Dans son article, Laure Stephan nous dit que la guerre civile « touche à sa fin ». Elle explique que l’armée a repris le contrôle de tout mais sans l’aide de la Russie et de l’Iran, Assad serait tombé depuis longtemps. Elle rappelle aussi que la prétendue rébellion générale au sein de l’armée n’avait en fait jamais eu ce caractère général décrit par la presse occidentale, française en particulier.
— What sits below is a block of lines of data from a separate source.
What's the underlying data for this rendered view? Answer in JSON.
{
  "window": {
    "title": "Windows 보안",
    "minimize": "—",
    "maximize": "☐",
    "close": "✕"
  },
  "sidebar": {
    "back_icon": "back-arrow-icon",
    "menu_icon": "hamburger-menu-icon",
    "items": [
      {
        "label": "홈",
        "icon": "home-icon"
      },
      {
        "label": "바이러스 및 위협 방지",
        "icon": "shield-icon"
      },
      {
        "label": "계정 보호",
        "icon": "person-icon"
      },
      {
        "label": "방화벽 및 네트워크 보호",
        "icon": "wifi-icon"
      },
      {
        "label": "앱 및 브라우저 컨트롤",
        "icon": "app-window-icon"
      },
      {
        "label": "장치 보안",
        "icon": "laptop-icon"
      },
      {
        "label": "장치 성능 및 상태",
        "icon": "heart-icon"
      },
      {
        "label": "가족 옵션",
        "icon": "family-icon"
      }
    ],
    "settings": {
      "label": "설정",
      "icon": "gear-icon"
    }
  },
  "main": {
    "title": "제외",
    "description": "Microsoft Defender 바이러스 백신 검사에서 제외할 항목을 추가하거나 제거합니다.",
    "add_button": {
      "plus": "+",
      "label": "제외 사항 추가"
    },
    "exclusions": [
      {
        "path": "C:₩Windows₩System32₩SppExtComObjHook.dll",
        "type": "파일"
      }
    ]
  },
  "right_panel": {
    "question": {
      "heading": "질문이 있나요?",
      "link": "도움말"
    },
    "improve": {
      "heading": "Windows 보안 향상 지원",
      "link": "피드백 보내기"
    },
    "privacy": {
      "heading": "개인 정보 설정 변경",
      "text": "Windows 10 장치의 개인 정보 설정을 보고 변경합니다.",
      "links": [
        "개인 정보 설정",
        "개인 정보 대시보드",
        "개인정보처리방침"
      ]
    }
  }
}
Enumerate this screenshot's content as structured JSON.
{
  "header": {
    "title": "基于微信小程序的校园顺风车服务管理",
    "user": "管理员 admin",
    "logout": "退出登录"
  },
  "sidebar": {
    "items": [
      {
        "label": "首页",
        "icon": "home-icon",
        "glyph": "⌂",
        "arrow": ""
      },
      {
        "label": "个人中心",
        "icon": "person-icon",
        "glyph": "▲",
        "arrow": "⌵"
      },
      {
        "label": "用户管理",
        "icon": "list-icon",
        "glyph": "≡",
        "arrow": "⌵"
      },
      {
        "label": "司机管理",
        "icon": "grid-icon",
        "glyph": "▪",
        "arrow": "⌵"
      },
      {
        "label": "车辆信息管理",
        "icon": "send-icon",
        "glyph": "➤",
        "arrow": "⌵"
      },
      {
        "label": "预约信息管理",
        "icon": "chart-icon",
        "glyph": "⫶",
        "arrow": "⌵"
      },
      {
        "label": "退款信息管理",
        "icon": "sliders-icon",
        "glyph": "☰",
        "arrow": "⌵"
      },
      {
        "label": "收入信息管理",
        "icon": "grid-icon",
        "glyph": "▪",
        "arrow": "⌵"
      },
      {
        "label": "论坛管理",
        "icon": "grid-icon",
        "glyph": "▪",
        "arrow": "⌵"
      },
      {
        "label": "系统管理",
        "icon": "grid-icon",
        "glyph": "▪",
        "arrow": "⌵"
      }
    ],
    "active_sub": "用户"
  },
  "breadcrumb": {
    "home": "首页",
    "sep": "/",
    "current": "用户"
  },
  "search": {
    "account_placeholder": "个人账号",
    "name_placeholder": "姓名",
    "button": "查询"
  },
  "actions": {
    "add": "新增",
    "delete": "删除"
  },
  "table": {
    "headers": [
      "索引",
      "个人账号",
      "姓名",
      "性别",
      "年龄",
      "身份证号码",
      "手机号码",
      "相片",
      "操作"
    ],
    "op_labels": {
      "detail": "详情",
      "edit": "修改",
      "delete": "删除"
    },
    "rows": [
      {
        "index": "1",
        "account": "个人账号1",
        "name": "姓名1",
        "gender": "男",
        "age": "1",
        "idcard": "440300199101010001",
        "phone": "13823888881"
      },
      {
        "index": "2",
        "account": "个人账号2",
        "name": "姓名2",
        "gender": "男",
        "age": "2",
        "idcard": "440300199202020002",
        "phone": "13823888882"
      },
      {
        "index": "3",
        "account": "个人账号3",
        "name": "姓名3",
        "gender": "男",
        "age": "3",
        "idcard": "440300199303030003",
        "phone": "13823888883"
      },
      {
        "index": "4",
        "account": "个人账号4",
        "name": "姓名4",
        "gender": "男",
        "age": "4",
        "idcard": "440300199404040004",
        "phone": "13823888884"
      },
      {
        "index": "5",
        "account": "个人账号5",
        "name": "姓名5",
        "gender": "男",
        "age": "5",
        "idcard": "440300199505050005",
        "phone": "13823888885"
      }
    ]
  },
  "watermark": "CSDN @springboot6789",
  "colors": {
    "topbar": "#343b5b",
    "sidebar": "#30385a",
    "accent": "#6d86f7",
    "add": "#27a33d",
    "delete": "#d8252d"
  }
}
Les déserteurs n’étaient que des subalternes. Elle parle d’un « malentendu total ».
En 2012, un an après le début de la guerre civile, j’étais à Beyrouth pour le salon du livre, un spécialiste français du Moyen-Orient nous expliquait que le régime de Bachar el-Assad était archi-foutu, je me souviens du sourire confiant qu’il affichait et du mépris avec lequel il nous avait traités, Dora et moi, quand on avait émis des réserves sur l’avenir de ce « printemps syrien » : nous n’étions que deux ignares mal informés et pessimistes. Dora n’avait pas un bon souvenir des Syriens, des soldats syriens, de l’occupation du Liban par les Syriens pendant des années et des années, elle avait subi ça et ne l’avait pas oublié. Pour ma part, ces appels à manifester alors que l’armée tirait dans la foule sans se gêner, cette idée que le nombre de morts allait soulever l’indignation des vivants et que plus il y en aurait, plus la révolution deviendrait inéluctable, ça ne m’avait pas convaincu. Sept ans plus tard, on découvre que ces appels à la rébellion étaient lancés par les futurs Daesh. Ça ne m’étonne pas.